New Years Resolutions

New Years Resolutions

Right, I really have to stick to this plan:

  • I need to casually out-lift every roided-out powerlifting freak in the room.

  • Explain to scrawny ectomorphs that I gained all my sexy muscle mass through clean eating and exercise. Yeah, right.

  • Keep accidentally invading Eddie’s personal space at every opportunity. Let the whole world see “Mr Pussy Slayer” growing a throbbing erection for me. Fucking douche - that will teach him for laughing at my “pathetic” form when I tried joining the gym back in September.

  • Praise my “miraculous” metabolism within ear-shot of overweight people.

  • When Eddie finally approaches me for coffee/sex, shoot him down in the most sneering and demeaning way possible.

  • Deliberately hog the squat rack and the bench. Anyone brave enough to approach me will be given a withering glare and then ignored.

  • While at the showers, force Eddie to go down on my dick. Make that pretty fitness hunk really choke on my meat - I want to hear him gag.

  • When Justin arrives to collect me, make sure to give him the most passionate and x-rated kiss imaginable. Make sure everybody is watching. Hell - why not lift the adorable little dork off his feet and blatantly fondle his dick while I’m raping his delicious month? That’ll grab everyone’s attention.

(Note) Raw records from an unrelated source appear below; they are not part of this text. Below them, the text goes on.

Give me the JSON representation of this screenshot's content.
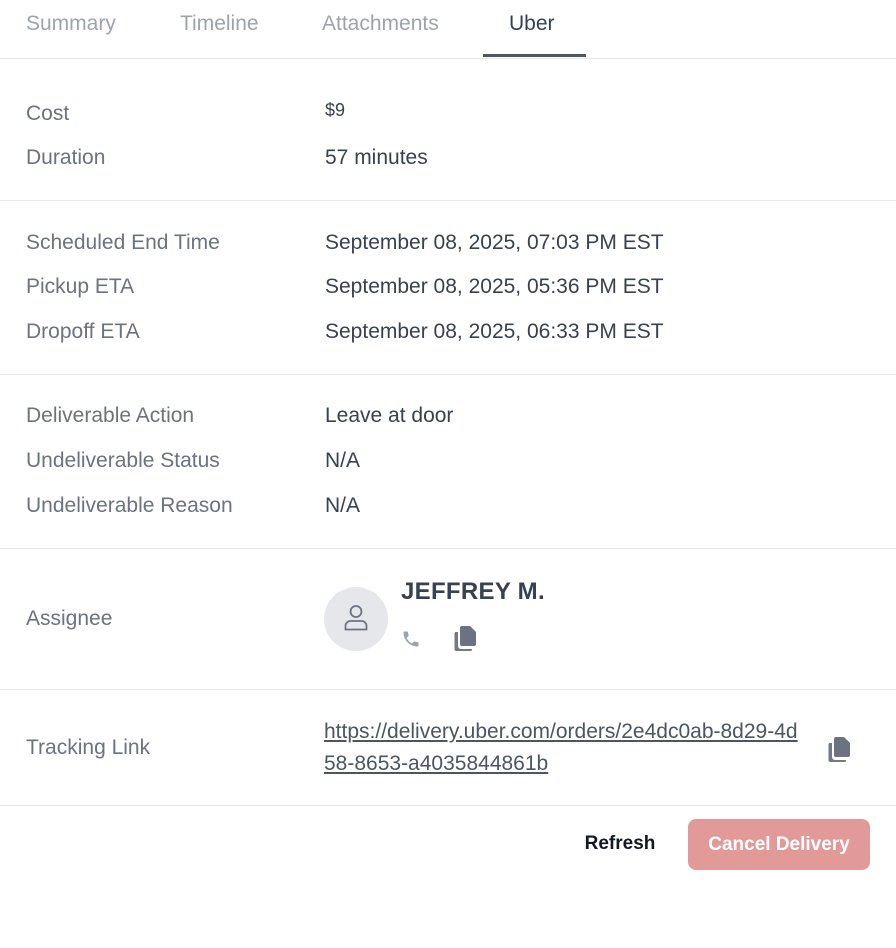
{
  "tabs": [
    {
      "label": "Summary"
    },
    {
      "label": "Timeline"
    },
    {
      "label": "Attachments"
    },
    {
      "label": "Uber"
    }
  ],
  "active_tab": "Uber",
  "details": {
    "cost": {
      "label": "Cost",
      "value": "$9"
    },
    "duration": {
      "label": "Duration",
      "value": "57 minutes"
    },
    "scheduled_end": {
      "label": "Scheduled End Time",
      "value": "September 08, 2025, 07:03 PM EST"
    },
    "pickup_eta": {
      "label": "Pickup ETA",
      "value": "September 08, 2025, 05:36 PM EST"
    },
    "dropoff_eta": {
      "label": "Dropoff ETA",
      "value": "September 08, 2025, 06:33 PM EST"
    },
    "deliverable_action": {
      "label": "Deliverable Action",
      "value": "Leave at door"
    },
    "undeliverable_status": {
      "label": "Undeliverable Status",
      "value": "N/A"
    },
    "undeliverable_reason": {
      "label": "Undeliverable Reason",
      "value": "N/A"
    }
  },
  "assignee": {
    "label": "Assignee",
    "name": "JEFFREY M.",
    "icons": [
      "user-icon",
      "phone-icon",
      "copy-icon"
    ]
  },
  "tracking": {
    "label": "Tracking Link",
    "url": "https://delivery.uber.com/orders/2e4dc0ab-8d29-4d58-8653-a4035844861b",
    "icon": "copy-icon"
  },
  "actions": {
    "refresh_label": "Refresh",
    "cancel_label": "Cancel Delivery"
  },
  "colors": {
    "cancel_button_bg": "#e29a98",
    "active_tab_underline": "#4b5563",
    "label_text": "#6b7280",
    "value_text": "#374151"
  }
}
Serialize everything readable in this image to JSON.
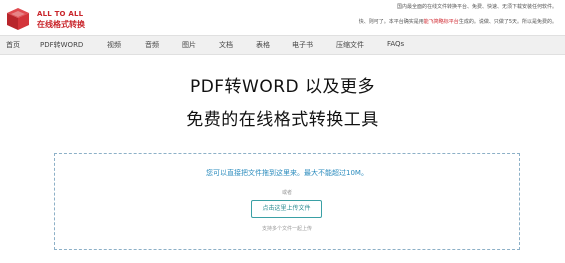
{
  "brand": {
    "title": "ALL TO ALL",
    "subtitle": "在线格式转换",
    "accent_color": "#c9252b",
    "logo_icon": "cube-logo-icon"
  },
  "notice": {
    "line1": "国内最全面的在线文件转换平台、免费、快速、无须下载安装任何软件。",
    "line2_before": "快、则可了。本平台确实是用",
    "line2_red": "能飞简略标平台",
    "line2_after": "生成的。说做、只做了5天。所以是免费的。"
  },
  "nav": {
    "items": [
      "首页",
      "PDF转WORD",
      "视频",
      "音频",
      "图片",
      "文档",
      "表格",
      "电子书",
      "压缩文件",
      "FAQs"
    ]
  },
  "hero": {
    "line1": "PDF转WORD 以及更多",
    "line2": "免费的在线格式转换工具"
  },
  "upload": {
    "hint": "您可以直接把文件拖到这里来。最大不能超过10M。",
    "or": "或者",
    "button": "点击这里上传文件",
    "multi": "支持多个文件一起上传",
    "border_color": "#8db0c7",
    "button_color": "#3aa0a5"
  }
}
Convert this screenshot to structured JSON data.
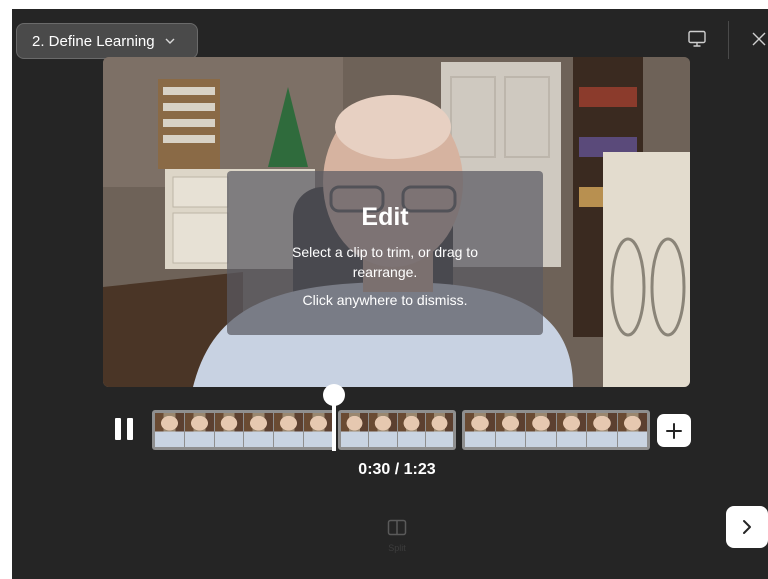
{
  "header": {
    "section_selector": "2. Define Learning",
    "icons": {
      "dropdown": "chevron-down-icon",
      "cast": "monitor-icon",
      "close": "close-icon"
    }
  },
  "overlay": {
    "title": "Edit",
    "description": "Select a clip to trim, or drag to rearrange.",
    "dismiss": "Click anywhere to dismiss."
  },
  "player": {
    "time_readout": "0:30 / 1:23",
    "icons": {
      "pause": "pause-icon",
      "add_clip": "plus-icon",
      "split": "split-icon",
      "next": "chevron-right-icon"
    },
    "split_label": "Split"
  },
  "timeline": {
    "clip_count": 3,
    "thumbnails_per_clip": [
      6,
      4,
      6
    ]
  },
  "colors": {
    "background": "#252525",
    "dropdown_bg": "#4a4a4a",
    "text": "#ffffff",
    "overlay_bg": "#5a5a62"
  }
}
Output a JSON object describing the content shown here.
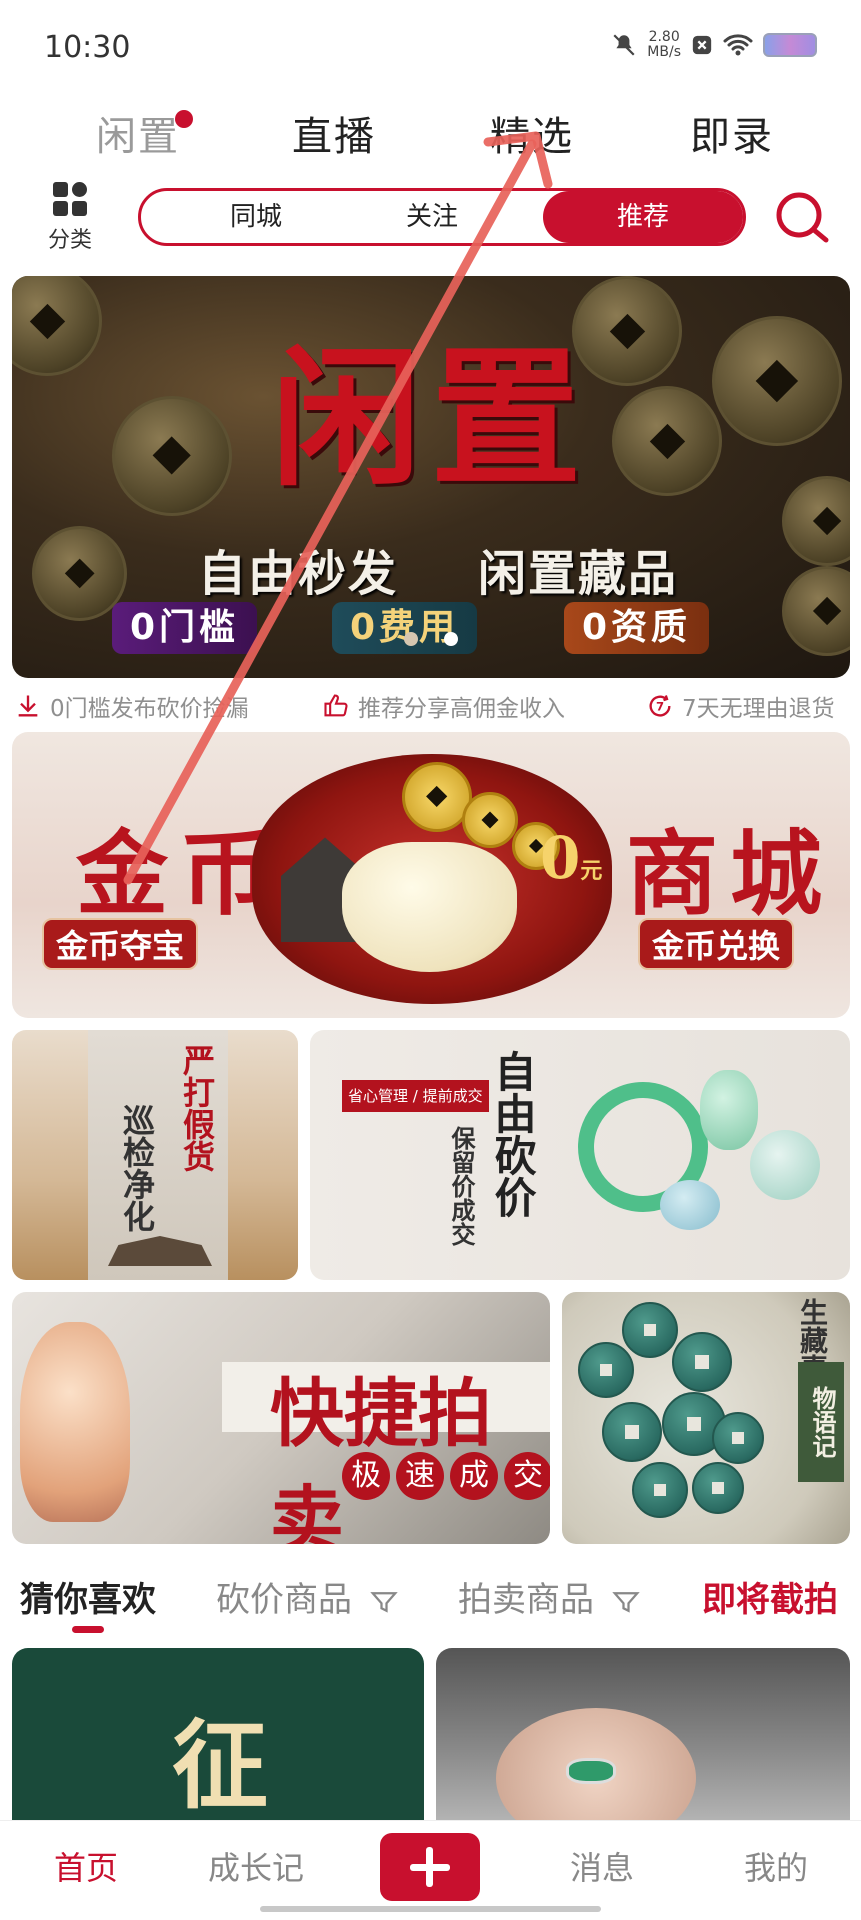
{
  "status_bar": {
    "time": "10:30",
    "net_speed_value": "2.80",
    "net_speed_unit": "MB/s"
  },
  "top_tabs": [
    {
      "label": "闲置",
      "faded": true,
      "has_dot": true
    },
    {
      "label": "直播"
    },
    {
      "label": "精选"
    },
    {
      "label": "即录"
    }
  ],
  "category": {
    "label": "分类"
  },
  "segmented": [
    {
      "label": "同城"
    },
    {
      "label": "关注"
    },
    {
      "label": "推荐",
      "active": true
    }
  ],
  "banner": {
    "title": "闲置",
    "subtitle_left": "自由秒发",
    "subtitle_right": "闲置藏品",
    "chips": [
      "0门槛",
      "0费用",
      "0资质"
    ],
    "page_count": 2
  },
  "features": [
    {
      "icon": "download-icon",
      "text": "0门槛发布砍价捡漏"
    },
    {
      "icon": "thumbs-up-icon",
      "text": "推荐分享高佣金收入"
    },
    {
      "icon": "seven-day-icon",
      "text": "7天无理由退货"
    }
  ],
  "coin_banner": {
    "title_left": "金币",
    "title_right": "商城",
    "price": "0",
    "price_unit": "元",
    "left_button": "金币夺宝",
    "right_button": "金币兑换"
  },
  "tiles": {
    "crackdown": {
      "line1": "严打假货",
      "line2": "巡检净化"
    },
    "bargain": {
      "tag": "省心管理 / 提前成交",
      "title": "自由砍价",
      "subtitle": "保留价成交"
    },
    "auction": {
      "title": "快捷拍卖",
      "balls": [
        "极",
        "速",
        "成",
        "交"
      ]
    },
    "story": {
      "box": "物语记",
      "vertical_text": "生藏喜不生然"
    }
  },
  "filters": [
    {
      "label": "猜你喜欢",
      "active": true
    },
    {
      "label": "砍价商品",
      "has_funnel": true
    },
    {
      "label": "拍卖商品",
      "has_funnel": true
    },
    {
      "label": "即将截拍",
      "hot": true
    }
  ],
  "products": [
    {
      "char": "征"
    }
  ],
  "bottom_nav": [
    {
      "label": "首页",
      "active": true
    },
    {
      "label": "成长记"
    },
    {
      "label": "消息"
    },
    {
      "label": "我的"
    }
  ],
  "colors": {
    "brand_red": "#c8102e",
    "muted_gray": "#8f8f8f"
  }
}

  • Return to the apartment and give Justin such a relentless ass pounding that he’ll begin to regret injecting me with that experimental muscle growth formula yesterday.

  • Assure him that I’m still the kind and considerate dweeb he fell in love with. Lie to his sweet little face and smother him with comforting kisses and cuddles.

  • Wait until Justin falls asleep and secretly inject him with a dose of the formula.

  • Jerk myself off to sleep while I watch my delicate little Justin swell up into a massively-muscled studmuffin with a beautiful cruel face.